# Caprock Chief Proposal Failure



## Anthony V (Jun 9, 2016)

Does anyone know why the old Caprock Chief proposal (DFW to DEN train via Amarillo) from the early 2000's never gained traction? What were some problems holding it back from advancing beyond the drawing board? What would need to be done to overcome some of these problems to make it more likely for the train to eventually see the light of day?


----------



## Eric S (Jun 9, 2016)

Well, for one, the same problem that keeps all long distance train proposals from going anywhere - money. And to get significant funding, a proposal is going to need someone or some entity to champion the cause and line up political support.
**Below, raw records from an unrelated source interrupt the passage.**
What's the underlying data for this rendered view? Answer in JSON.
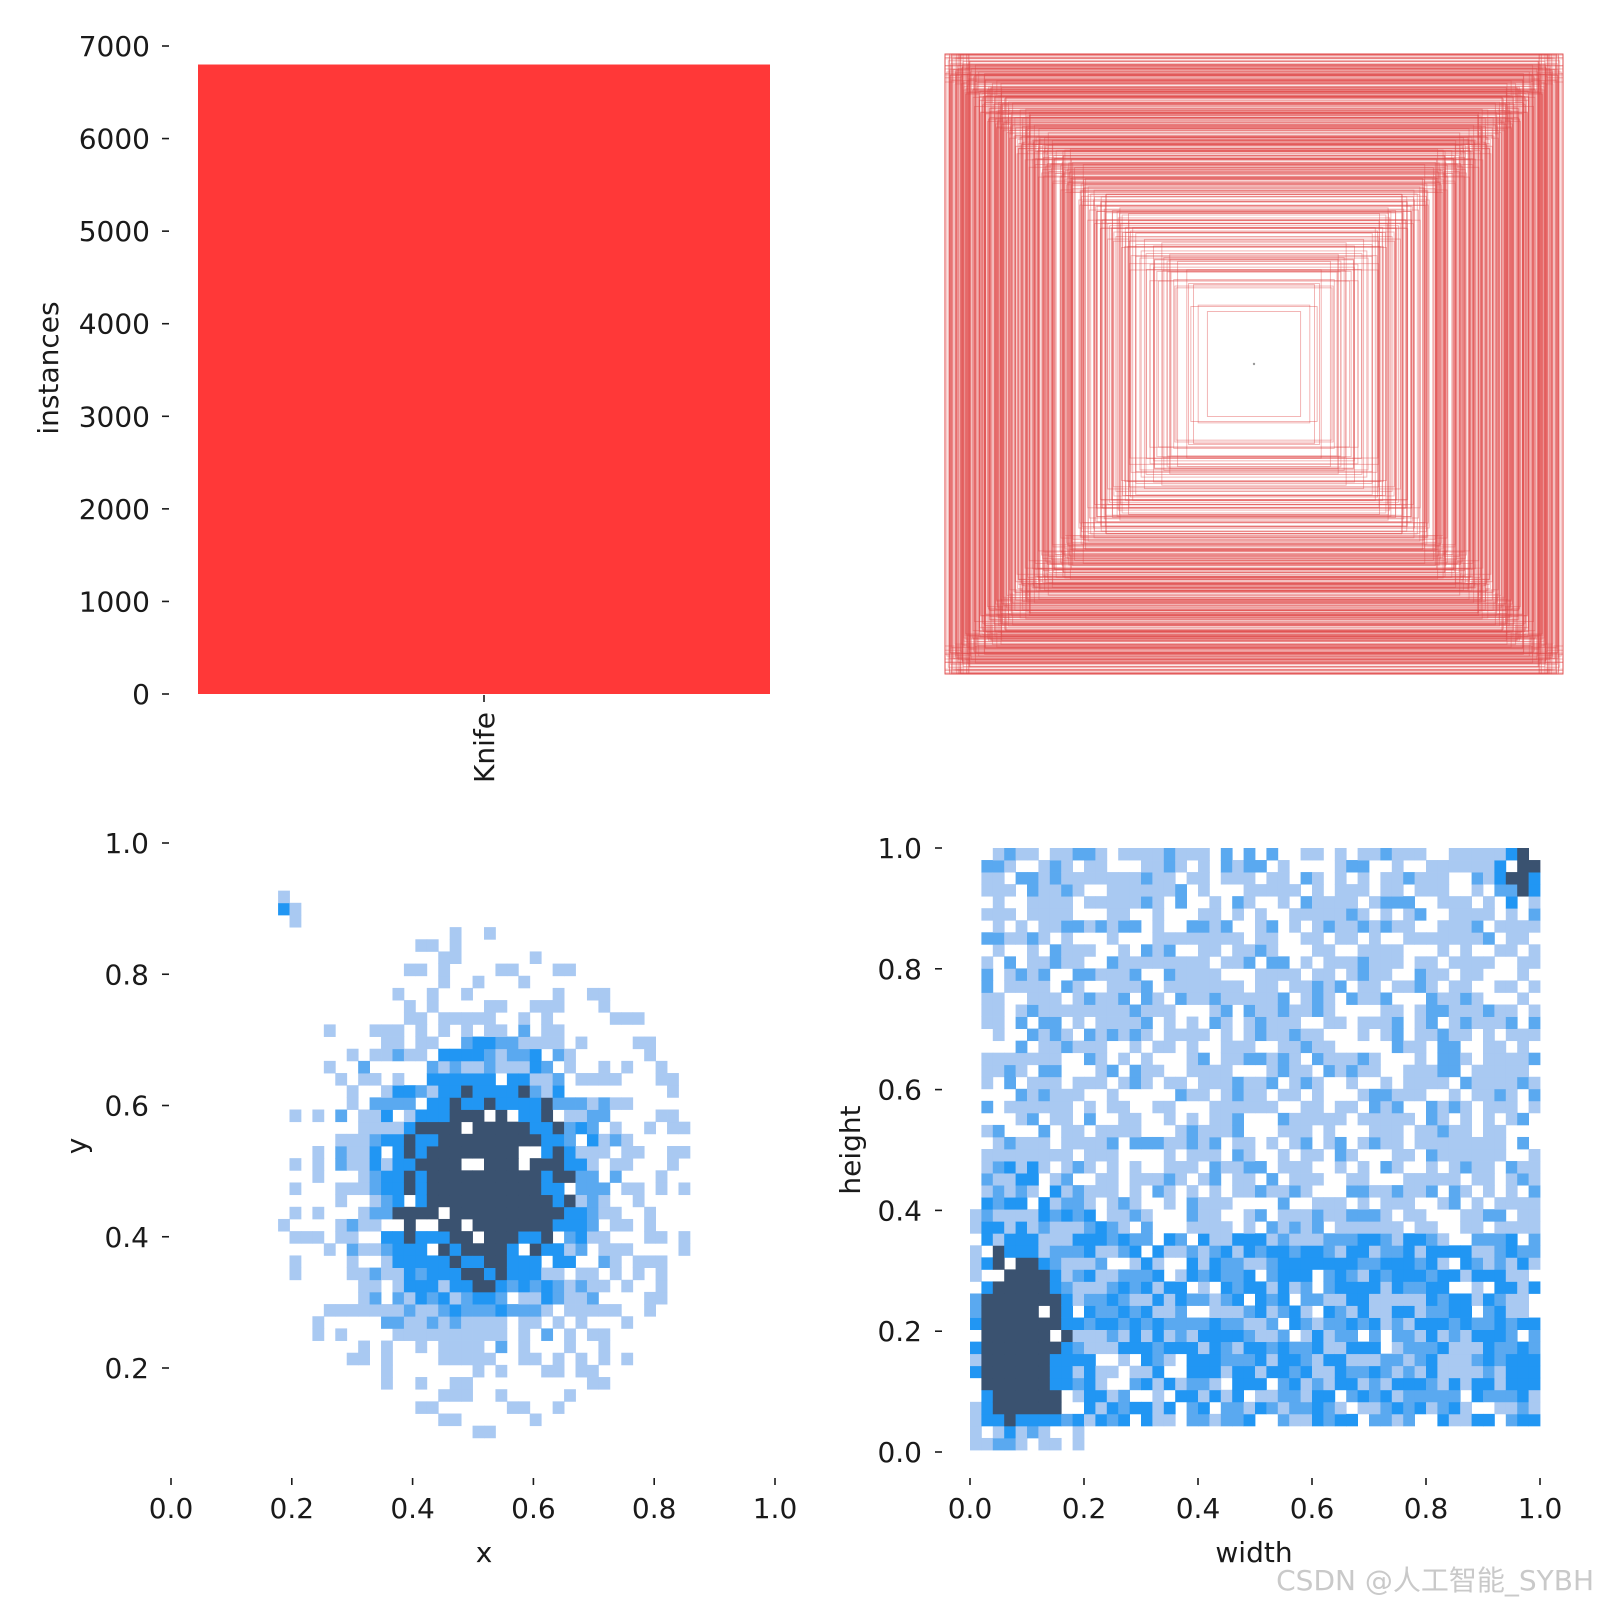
{
  "watermark": "CSDN @人工智能_SYBH",
  "colors": {
    "bar": "#ff3838",
    "box": "#e04a4a",
    "hist_light": "#a9c9f2",
    "hist_mid": "#5aa9f0",
    "hist_strong": "#2196f3",
    "hist_dark": "#3a5270"
  },
  "chart_data": [
    {
      "id": "instances",
      "type": "bar",
      "categories": [
        "Knife"
      ],
      "values": [
        6800
      ],
      "xlabel": "",
      "ylabel": "instances",
      "ylim": [
        0,
        7000
      ],
      "yticks": [
        "0",
        "1000",
        "2000",
        "3000",
        "4000",
        "5000",
        "6000",
        "7000"
      ],
      "grid": false
    },
    {
      "id": "boxes",
      "type": "scatter",
      "description_visible": "overlaid bounding box outlines centered on one point",
      "xlabel": "",
      "ylabel": "",
      "grid": false
    },
    {
      "id": "xy",
      "type": "heatmap",
      "xlabel": "x",
      "ylabel": "y",
      "xlim": [
        0,
        1
      ],
      "ylim": [
        0.05,
        1.0
      ],
      "xticks": [
        "0.0",
        "0.2",
        "0.4",
        "0.6",
        "0.8",
        "1.0"
      ],
      "yticks": [
        "0.2",
        "0.4",
        "0.6",
        "0.8",
        "1.0"
      ],
      "bins": 50,
      "hotspots": [
        {
          "x": 0.5,
          "y": 0.47,
          "spread_x": 0.13,
          "spread_y": 0.14,
          "weight": 1.0
        },
        {
          "x": 0.15,
          "y": 0.89,
          "spread_x": 0.01,
          "spread_y": 0.01,
          "weight": 0.6
        }
      ],
      "grid": false
    },
    {
      "id": "wh",
      "type": "heatmap",
      "xlabel": "width",
      "ylabel": "height",
      "xlim": [
        0,
        1
      ],
      "ylim": [
        0,
        1
      ],
      "xticks": [
        "0.0",
        "0.2",
        "0.4",
        "0.6",
        "0.8",
        "1.0"
      ],
      "yticks": [
        "0.0",
        "0.2",
        "0.4",
        "0.6",
        "0.8",
        "1.0"
      ],
      "bins": 50,
      "hotspots": [
        {
          "x": 0.08,
          "y": 0.18,
          "spread_x": 0.05,
          "spread_y": 0.1,
          "weight": 1.0
        },
        {
          "x": 0.98,
          "y": 0.98,
          "spread_x": 0.03,
          "spread_y": 0.05,
          "weight": 0.6
        }
      ],
      "grid": false
    }
  ]
}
Unless a proposal somehow attracts major federal funds, it's going to need state (or perhaps local, in some situations) funds - and the more states involved, the trickier that is going to be.

Now, the Caprock proposal had the added challenge of needing to operate on the congested Joint Line south of Denver. So even if we entered a new era where long distance train service was being expanded, with new trains being added, I don't know that this proposal would be near the top of the list.


----------



## Palmetto (Jun 11, 2016)

The Joint Line hosted lots of coal traffic. Is it still congested because UP and BNSF are nos using it more for other types of trains?


----------



## Just-Thinking-51 (Jun 11, 2016)

The route is double tracked more or less. However it's two different lines that are run in a single direction. At some points these lines come together, at other points there owned by two different railroads.

It going to be a mess. Need strong management, and strong political backing.

Of course the north bound train station is miles away from the south bound train station. That will be needing a fix.


----------



## Anthony V (Jun 11, 2016)

Colorado has been for many years discussing and studying a commuter rail line south from Denver to Pueblo that would follow the route of the Caprock Chief. Obviously, this service would be much more frequent than the Caprock Chief would have been, which would mean that it would require even more capacity increases than that would've been needed for the Caprock Chief. If this commuter rail line is ever built, a lot of the upgrades to the Front Range and more that would've been done for the Caprock Chief would be done for the commuter rail line.


----------